The Eagles more than doubled that in the first half. In all, the Eagles had 210 yards rushing.

And that was with left tackle Jordan Mailata leaving the game after the first series, which ended in Jalen Hurts' pick-six. Mailata was replaced by Jack Driscoll, who last played left tackle as a sophomore at UMass in 2016. Later, right guard Isaac Seumalo left with an ankle injury and was replaced by Sua Opeta.

The Eagles ran more, not less, without Mailata and Seumalo. They still had All-Pro center Jason Kelce and star right tackle Lane Johnson, not to mention budding star Landon Dickerson at left guard.

"What you really want when a backup comes in, is you want to not have to change your entire offense up to mask a weakness," Kelce said. "I thought both of those guys went in there and did phenomenal. … So (for Driscoll) to be able to go out there and play left tackle against a good front, 1-on-1 for much of the game, and move guys around in the run game, he’s probably, in my opinion, the player of the game."

Sanders would also be hard-pressed to find a quarterback who can do more for him in the running game than Hurts.

Defenses have to account for Hurts as a runner, who's second among NFL quarterbacks with 205 yards rushing. That also creates lanes for Sanders.

That, too, was evident Sunday. Hurts didn't have a great rushing game, gaining 38 yards on 16 carries. But on the run-pass options, when Hurts hands off inside to Sanders, then runs to the outside, a defender has to follow Hurts. That was the case on Sanders' 35-yard run up the middle to midfield late in the third quarter.

That eventually led to a field goal that gave the Eagles' a nine-point cushion early in the fourth quarter.

“He played angry, in my opinion," Hurts said. "He played with a purpose. He deserves it. He had a hell of a game."

By now, we're well aware of everything that has held Sanders back in the past, namely the injuries that kept him out of nine games the last two seasons, and the tendency to run east and west rather than north and south.

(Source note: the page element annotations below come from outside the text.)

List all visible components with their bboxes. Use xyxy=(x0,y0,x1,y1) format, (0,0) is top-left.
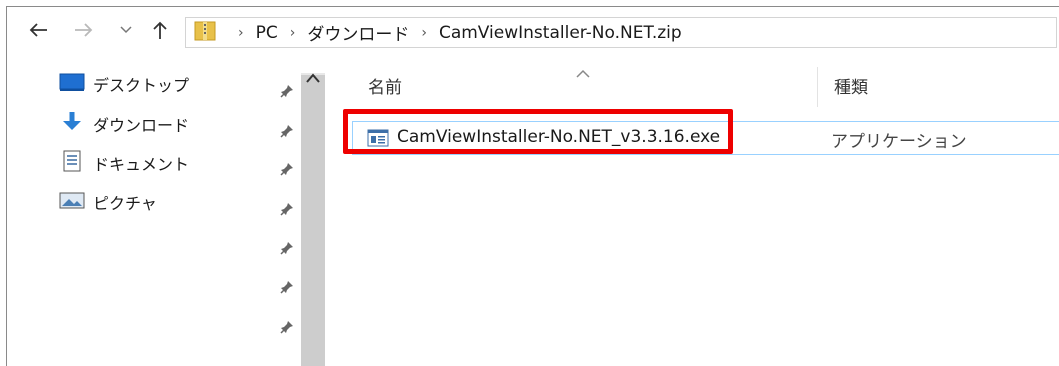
pin-icon[interactable] xyxy=(279,240,295,256)
sidebar-item-label: デスクトップ xyxy=(93,76,190,95)
pin-icon[interactable] xyxy=(279,83,295,99)
breadcrumb-downloads[interactable]: ダウンロード xyxy=(307,20,409,45)
explorer-window: › PC › ダウンロード › CamViewInstaller-No.NET.… xyxy=(6,6,1059,366)
sidebar-scrollbar-thumb[interactable] xyxy=(301,75,325,366)
column-header-name[interactable]: 名前 xyxy=(368,73,402,98)
column-header-type[interactable]: 種類 xyxy=(834,73,868,98)
file-type: アプリケーション xyxy=(831,132,967,152)
up-arrow-icon[interactable] xyxy=(147,17,173,43)
download-icon xyxy=(59,111,85,137)
pictures-icon xyxy=(59,190,85,214)
pin-icon[interactable] xyxy=(279,279,295,295)
address-bar-row: › PC › ダウンロード › CamViewInstaller-No.NET.… xyxy=(7,7,1059,57)
desktop-icon xyxy=(59,72,85,96)
breadcrumb-separator-icon: › xyxy=(238,24,244,41)
column-divider[interactable] xyxy=(817,67,818,107)
address-bar[interactable]: › PC › ダウンロード › CamViewInstaller-No.NET.… xyxy=(185,17,1057,48)
exe-app-icon xyxy=(367,129,389,151)
breadcrumb-separator-icon: › xyxy=(421,24,427,41)
sidebar-item-documents[interactable]: ドキュメント xyxy=(59,148,189,178)
sidebar-item-pictures[interactable]: ピクチャ xyxy=(59,187,157,217)
breadcrumb-pc[interactable]: PC xyxy=(256,23,278,43)
sidebar-item-label: ピクチャ xyxy=(93,194,157,213)
back-arrow-icon[interactable] xyxy=(25,17,51,43)
file-name: CamViewInstaller-No.NET_v3.3.16.exe xyxy=(397,127,721,147)
sidebar-item-downloads[interactable]: ダウンロード xyxy=(59,109,189,139)
sidebar-item-desktop[interactable]: デスクトップ xyxy=(59,69,189,99)
scroll-up-arrow-icon[interactable] xyxy=(305,69,321,83)
pin-icon[interactable] xyxy=(279,201,295,217)
pin-icon[interactable] xyxy=(279,161,295,177)
file-row[interactable]: CamViewInstaller-No.NET_v3.3.16.exe アプリケ… xyxy=(352,121,1059,155)
documents-icon xyxy=(59,150,85,176)
breadcrumb-zip[interactable]: CamViewInstaller-No.NET.zip xyxy=(439,23,682,43)
pin-icon[interactable] xyxy=(279,123,295,139)
pin-icon[interactable] xyxy=(279,319,295,335)
zip-folder-icon xyxy=(194,20,216,46)
file-list: 名前 種類 CamViewInstaller-No.NET_v3.3.16.ex… xyxy=(330,57,1059,366)
forward-arrow-icon[interactable] xyxy=(71,17,97,43)
navigation-pane: デスクトップ ダウンロード ドキュメント ピクチャ xyxy=(7,57,330,366)
sidebar-item-label: ダウンロード xyxy=(93,116,190,135)
chevron-down-icon[interactable] xyxy=(113,17,139,43)
sort-ascending-icon xyxy=(576,63,590,82)
sidebar-item-label: ドキュメント xyxy=(93,155,190,174)
breadcrumb-separator-icon: › xyxy=(289,24,296,41)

There are also a lot of mouths to feed for an offense with three star receivers in A.J. Brown, third in the NFL with 404 receiving yards, DeVonta Smith and tight end Dallas Goedert. That's in addition to Hurts running the ball.

The Eagles are the seventh team since 1970 to start a season 4-0 with at least 400 yards of offense in each game.

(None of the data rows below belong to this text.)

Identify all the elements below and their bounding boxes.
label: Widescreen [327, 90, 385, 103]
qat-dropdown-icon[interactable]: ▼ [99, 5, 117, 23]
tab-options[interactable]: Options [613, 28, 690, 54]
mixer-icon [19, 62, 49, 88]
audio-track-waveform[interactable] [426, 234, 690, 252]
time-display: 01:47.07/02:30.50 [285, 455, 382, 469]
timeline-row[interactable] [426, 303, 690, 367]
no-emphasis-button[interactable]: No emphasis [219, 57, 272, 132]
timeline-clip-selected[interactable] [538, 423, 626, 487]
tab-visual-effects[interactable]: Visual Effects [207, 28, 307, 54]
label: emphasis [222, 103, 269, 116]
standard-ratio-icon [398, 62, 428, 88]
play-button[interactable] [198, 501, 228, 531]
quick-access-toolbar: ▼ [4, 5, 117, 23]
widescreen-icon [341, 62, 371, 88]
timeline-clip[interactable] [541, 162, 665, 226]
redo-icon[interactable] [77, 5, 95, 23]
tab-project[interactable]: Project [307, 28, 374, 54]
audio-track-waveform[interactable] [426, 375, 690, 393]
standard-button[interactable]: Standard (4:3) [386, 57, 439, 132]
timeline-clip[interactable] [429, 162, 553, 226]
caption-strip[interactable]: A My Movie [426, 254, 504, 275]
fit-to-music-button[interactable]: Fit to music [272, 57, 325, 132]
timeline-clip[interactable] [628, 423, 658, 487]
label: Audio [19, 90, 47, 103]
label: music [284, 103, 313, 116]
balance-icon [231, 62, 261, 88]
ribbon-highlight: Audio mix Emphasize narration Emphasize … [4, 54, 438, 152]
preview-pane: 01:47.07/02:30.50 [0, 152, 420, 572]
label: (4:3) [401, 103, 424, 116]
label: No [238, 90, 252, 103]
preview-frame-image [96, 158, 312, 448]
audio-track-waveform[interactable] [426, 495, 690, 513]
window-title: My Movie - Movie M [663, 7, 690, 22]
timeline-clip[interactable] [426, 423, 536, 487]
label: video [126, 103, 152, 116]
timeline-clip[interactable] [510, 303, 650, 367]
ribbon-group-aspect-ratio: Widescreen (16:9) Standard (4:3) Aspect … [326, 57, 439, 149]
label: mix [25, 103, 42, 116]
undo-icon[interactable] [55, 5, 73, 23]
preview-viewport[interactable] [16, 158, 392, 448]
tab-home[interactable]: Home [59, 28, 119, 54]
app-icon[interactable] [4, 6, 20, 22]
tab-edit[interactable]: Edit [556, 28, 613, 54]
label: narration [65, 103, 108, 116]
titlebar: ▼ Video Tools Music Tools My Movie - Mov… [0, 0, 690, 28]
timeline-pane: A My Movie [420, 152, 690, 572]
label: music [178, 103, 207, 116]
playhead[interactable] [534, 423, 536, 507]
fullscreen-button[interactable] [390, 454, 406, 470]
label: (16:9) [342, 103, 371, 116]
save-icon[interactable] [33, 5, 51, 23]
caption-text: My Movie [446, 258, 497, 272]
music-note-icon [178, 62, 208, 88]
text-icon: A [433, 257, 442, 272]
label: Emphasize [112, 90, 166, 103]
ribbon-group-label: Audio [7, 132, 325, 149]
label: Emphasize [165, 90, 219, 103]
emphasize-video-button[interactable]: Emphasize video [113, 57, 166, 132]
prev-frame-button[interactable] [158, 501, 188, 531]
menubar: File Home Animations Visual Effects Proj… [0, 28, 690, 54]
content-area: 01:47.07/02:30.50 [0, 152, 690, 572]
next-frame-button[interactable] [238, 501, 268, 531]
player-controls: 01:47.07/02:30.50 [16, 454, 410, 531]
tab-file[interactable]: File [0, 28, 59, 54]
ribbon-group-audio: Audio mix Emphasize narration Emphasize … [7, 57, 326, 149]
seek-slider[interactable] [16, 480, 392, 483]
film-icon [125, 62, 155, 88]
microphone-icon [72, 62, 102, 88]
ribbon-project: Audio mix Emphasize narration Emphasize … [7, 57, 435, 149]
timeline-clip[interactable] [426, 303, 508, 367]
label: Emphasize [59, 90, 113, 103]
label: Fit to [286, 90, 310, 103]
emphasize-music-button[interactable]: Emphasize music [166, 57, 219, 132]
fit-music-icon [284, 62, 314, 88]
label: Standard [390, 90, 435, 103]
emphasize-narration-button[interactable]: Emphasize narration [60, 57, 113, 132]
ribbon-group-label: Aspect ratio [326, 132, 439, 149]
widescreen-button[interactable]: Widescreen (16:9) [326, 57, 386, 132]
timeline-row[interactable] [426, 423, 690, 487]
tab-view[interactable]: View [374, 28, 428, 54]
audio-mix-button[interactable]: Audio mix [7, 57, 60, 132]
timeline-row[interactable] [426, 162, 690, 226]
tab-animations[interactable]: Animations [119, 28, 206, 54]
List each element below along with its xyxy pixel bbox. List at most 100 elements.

Maybe on another team, Sanders would be a more featured part of the offense, something that hasn't really been the case in his previous three seasons with the Eagles.

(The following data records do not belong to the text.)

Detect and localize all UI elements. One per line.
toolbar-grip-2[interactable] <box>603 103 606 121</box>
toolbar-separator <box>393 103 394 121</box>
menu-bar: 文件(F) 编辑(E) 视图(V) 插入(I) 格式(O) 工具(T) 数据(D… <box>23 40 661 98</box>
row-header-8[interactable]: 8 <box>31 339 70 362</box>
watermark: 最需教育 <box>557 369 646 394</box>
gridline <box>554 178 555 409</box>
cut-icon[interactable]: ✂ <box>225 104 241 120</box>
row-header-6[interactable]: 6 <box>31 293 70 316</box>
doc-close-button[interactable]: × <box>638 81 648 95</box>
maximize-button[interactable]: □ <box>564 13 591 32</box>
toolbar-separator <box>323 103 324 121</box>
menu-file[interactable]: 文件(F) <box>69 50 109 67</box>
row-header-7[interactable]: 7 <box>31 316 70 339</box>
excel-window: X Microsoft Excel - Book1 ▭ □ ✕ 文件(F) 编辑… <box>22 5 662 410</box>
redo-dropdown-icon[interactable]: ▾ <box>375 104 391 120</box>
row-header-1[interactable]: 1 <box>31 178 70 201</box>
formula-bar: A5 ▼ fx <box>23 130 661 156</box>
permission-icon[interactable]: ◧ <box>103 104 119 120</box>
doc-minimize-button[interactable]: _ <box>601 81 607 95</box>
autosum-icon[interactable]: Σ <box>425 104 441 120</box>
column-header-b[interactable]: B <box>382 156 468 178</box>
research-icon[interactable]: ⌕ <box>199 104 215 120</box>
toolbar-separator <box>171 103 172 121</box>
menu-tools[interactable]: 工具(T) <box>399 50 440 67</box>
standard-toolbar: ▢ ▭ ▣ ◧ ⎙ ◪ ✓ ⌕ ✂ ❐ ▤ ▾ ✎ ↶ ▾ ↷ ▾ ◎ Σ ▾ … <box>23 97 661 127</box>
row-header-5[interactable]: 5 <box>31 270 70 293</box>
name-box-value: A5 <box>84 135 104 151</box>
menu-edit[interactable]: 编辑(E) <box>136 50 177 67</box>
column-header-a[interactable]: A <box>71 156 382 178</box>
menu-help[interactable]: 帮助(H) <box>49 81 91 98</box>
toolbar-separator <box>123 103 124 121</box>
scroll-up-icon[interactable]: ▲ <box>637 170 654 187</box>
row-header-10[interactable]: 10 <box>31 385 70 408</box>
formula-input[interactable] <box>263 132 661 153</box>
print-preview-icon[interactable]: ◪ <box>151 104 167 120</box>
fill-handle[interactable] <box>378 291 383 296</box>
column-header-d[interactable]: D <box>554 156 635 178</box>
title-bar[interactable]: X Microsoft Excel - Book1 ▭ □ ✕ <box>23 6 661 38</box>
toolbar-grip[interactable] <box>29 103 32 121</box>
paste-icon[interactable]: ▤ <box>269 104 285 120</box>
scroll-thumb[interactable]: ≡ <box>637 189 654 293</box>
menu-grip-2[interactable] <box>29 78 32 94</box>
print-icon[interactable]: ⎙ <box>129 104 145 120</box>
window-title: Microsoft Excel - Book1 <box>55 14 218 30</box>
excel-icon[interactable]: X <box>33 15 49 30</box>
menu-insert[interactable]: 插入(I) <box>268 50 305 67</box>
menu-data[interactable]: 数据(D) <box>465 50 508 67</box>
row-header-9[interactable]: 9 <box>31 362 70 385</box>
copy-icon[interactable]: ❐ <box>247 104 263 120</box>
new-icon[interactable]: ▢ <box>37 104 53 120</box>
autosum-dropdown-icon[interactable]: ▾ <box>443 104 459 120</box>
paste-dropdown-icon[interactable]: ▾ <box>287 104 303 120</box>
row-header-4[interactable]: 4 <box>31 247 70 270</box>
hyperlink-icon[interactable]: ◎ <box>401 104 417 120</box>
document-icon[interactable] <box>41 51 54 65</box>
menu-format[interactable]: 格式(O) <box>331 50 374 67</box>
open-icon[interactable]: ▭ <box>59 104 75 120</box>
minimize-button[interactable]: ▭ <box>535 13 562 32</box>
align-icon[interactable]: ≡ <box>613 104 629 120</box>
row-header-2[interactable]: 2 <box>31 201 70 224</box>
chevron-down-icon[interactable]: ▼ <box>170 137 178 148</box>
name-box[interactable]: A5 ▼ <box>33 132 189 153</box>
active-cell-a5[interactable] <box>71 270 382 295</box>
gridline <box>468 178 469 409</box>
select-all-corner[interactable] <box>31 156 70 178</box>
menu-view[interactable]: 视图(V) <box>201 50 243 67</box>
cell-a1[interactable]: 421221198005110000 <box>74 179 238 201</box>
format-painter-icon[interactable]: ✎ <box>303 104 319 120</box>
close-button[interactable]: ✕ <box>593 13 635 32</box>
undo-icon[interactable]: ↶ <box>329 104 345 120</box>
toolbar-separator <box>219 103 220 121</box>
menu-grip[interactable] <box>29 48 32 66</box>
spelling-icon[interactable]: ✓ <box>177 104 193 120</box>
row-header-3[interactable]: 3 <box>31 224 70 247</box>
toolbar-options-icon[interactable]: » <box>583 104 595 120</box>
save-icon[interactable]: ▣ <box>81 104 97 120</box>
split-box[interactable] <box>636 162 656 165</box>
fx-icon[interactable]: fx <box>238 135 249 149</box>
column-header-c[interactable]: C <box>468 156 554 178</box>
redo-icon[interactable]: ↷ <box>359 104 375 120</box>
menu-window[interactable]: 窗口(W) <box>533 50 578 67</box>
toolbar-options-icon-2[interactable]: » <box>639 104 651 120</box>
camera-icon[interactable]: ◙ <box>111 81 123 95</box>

That question was still evident in the summer when both Sanders and head coach Nick Sirianni scoffed after a reporter noted that Sanders was with the second unit during a day in training camp.

Sirianni couldn't resist referencing that after the game.

"Miles Sanders is our No.1 back," he said. "There is no question about it."

Then Sirianni heaped credit on the offensive line. "I’ll take them over anybody in this league. I love that group. They are gritty. They are grimy. They are tough. They are physical."

And for Sanders, it's hard to find a better situation. If the Eagles keep winning and Sanders keeps running like this, it'll be even harder to find a better situation.